I'm trying to parse out line items from text extracted from a PDF. The text extracted comes out poorly formatted and in one long string per page. There aren't any useful delimiters, but the lines start with one of two strings. I've set up the Split() using a string array with both of those strings, but I need to know which delimiter the elements were split on.
I found this link, but I'm not that great at RegEx. Can someone assist in writing the RegEx string?
var lineItems = page.PageText.Split(new string[] { "First String Delimiter", "Second String Delimiter" }, StringSplitOptions.None);
What I need is to know is if element[x] was a result of "First String Delimiter" or "Second String Delimiter".

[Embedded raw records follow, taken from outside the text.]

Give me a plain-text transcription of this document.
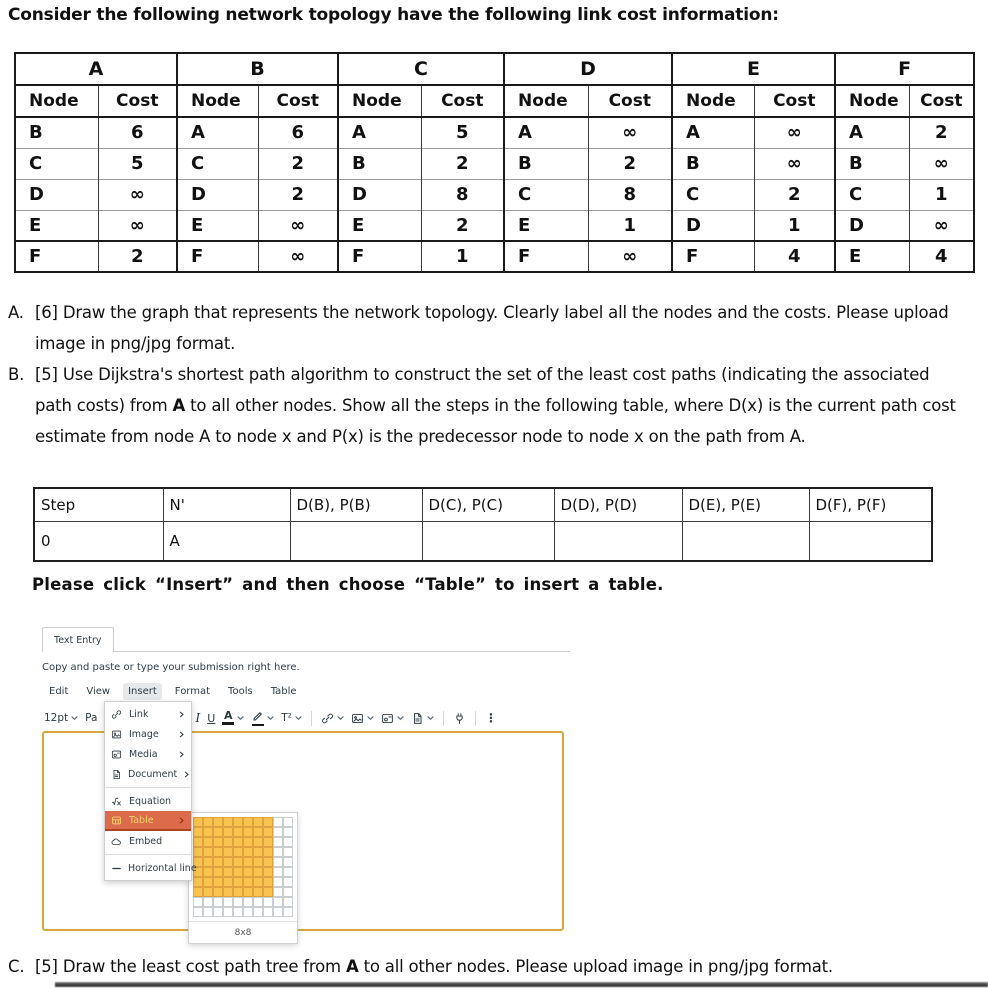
Consider the following network topology have the following link cost information:
A		B		C		D		E		F	
Node	Cost	Node	Cost	Node	Cost	Node	Cost	Node	Cost	Node	Cost
B	6	A	6	A	5	A	∞	A	∞	A	2
C	5	C	2	B	2	B	2	B	∞	B	∞
D	∞	D	2	D	8	C	8	C	2	C	1
E	∞	E	∞	E	2	E	1	D	1	D	∞
F	2	F	∞	F	1	F	∞	F	4	E	4
A. [6] Draw the graph that represents the network topology. Clearly label all the nodes and the costs. Please upload image in png/jpg format.
B. [5] Use Dijkstra's shortest path algorithm to construct the set of the least cost paths (indicating the associated path costs) from A to all other nodes. Show all the steps in the following table, where D(x) is the current path cost estimate from node A to node x and P(x) is the predecessor node to node x on the path from A.
Step	N'	D(B), P(B)	D(C), P(C)	D(D), P(D)	D(E), P(E)	D(F), P(F)
0	A					
Please click “Insert” and then choose “Table” to insert a table.
Text Entry
Copy and paste or type your submission right here.
Edit	View	Insert	Format	Tools	Table
12pt Pa	I U A	T²	⋮
Link
Image
Media
Document
Equation
Table
Embed
Horizontal line
8x8
C. [5] Draw the least cost path tree from A to all other nodes. Please upload image in png/jpg format.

EDIT: I don't care if Regex is the solution. Linq may be equally suited. Linq didn't come out until after I earned my degrees, so I'm similarly unfamiliar with it.

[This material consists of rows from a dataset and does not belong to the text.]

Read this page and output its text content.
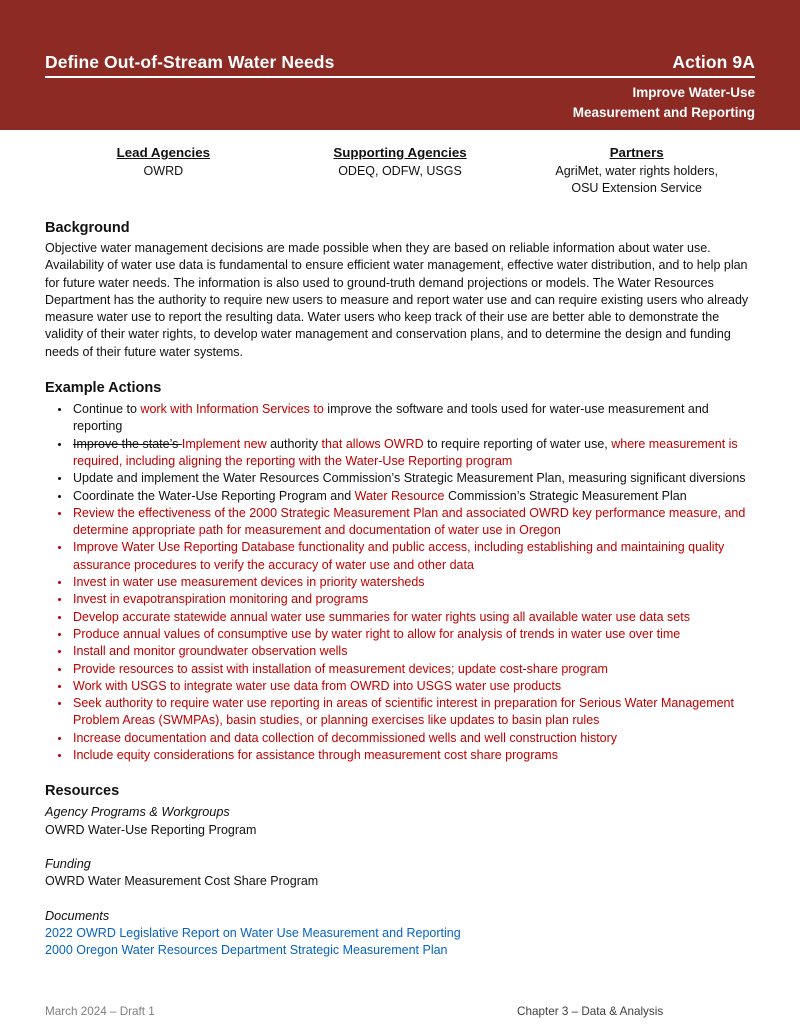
Define Out-of-Stream Water Needs	Action 9A
Improve Water-Use
Measurement and Reporting
Lead Agencies
OWRD
Supporting Agencies
ODEQ, ODFW, USGS
Partners
AgriMet, water rights holders,
OSU Extension Service
Background

Objective water management decisions are made possible when they are based on reliable information about water use. Availability of water use data is fundamental to ensure efficient water management, effective water distribution, and to help plan for future water needs. The information is also used to ground-truth demand projections or models. The Water Resources Department has the authority to require new users to measure and report water use and can require existing users who already measure water use to report the resulting data. Water users who keep track of their use are better able to demonstrate the validity of their water rights, to develop water management and conservation plans, and to determine the design and funding needs of their future water systems.

Example Actions
• Continue to work with Information Services to improve the software and tools used for water-use measurement and reporting
• Improve the state’s Implement new authority that allows OWRD to require reporting of water use, where measurement is required, including aligning the reporting with the Water-Use Reporting program
• Update and implement the Water Resources Commission’s Strategic Measurement Plan, measuring significant diversions
• Coordinate the Water-Use Reporting Program and Water Resource Commission’s Strategic Measurement Plan
• Review the effectiveness of the 2000 Strategic Measurement Plan and associated OWRD key performance measure, and determine appropriate path for measurement and documentation of water use in Oregon
• Improve Water Use Reporting Database functionality and public access, including establishing and maintaining quality assurance procedures to verify the accuracy of water use and other data
• Invest in water use measurement devices in priority watersheds
• Invest in evapotranspiration monitoring and programs
• Develop accurate statewide annual water use summaries for water rights using all available water use data sets
• Produce annual values of consumptive use by water right to allow for analysis of trends in water use over time
• Install and monitor groundwater observation wells
• Provide resources to assist with installation of measurement devices; update cost-share program
• Work with USGS to integrate water use data from OWRD into USGS water use products
• Seek authority to require water use reporting in areas of scientific interest in preparation for Serious Water Management Problem Areas (SWMPAs), basin studies, or planning exercises like updates to basin plan rules
• Increase documentation and data collection of decommissioned wells and well construction history
• Include equity considerations for assistance through measurement cost share programs
Resources
Agency Programs & Workgroups
OWRD Water-Use Reporting Program
Funding
OWRD Water Measurement Cost Share Program
Documents
2022 OWRD Legislative Report on Water Use Measurement and Reporting
2000 Oregon Water Resources Department Strategic Measurement Plan
March 2024 – Draft 1	Chapter 3 – Data & Analysis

Imagine a page with about 15-20 of these end to end coming back as one long string with no carriage returns: Since they all start with "Corporate Trade Payment Credit" or "Preauthorized ACH Credit", I can split on those, but I need to know what type it was.
Preauthorized ACH Credit (165) 10,000.00 489546541 0000000000 Text Some long description about transaction- Preauthorized ACH Credit (165) 5,310.99 8465498461 0000000000 Text Another long description Corporate Trade Payment Credit (165) 4,933.17 8478632458775 0000000000 Text Another confidential string description.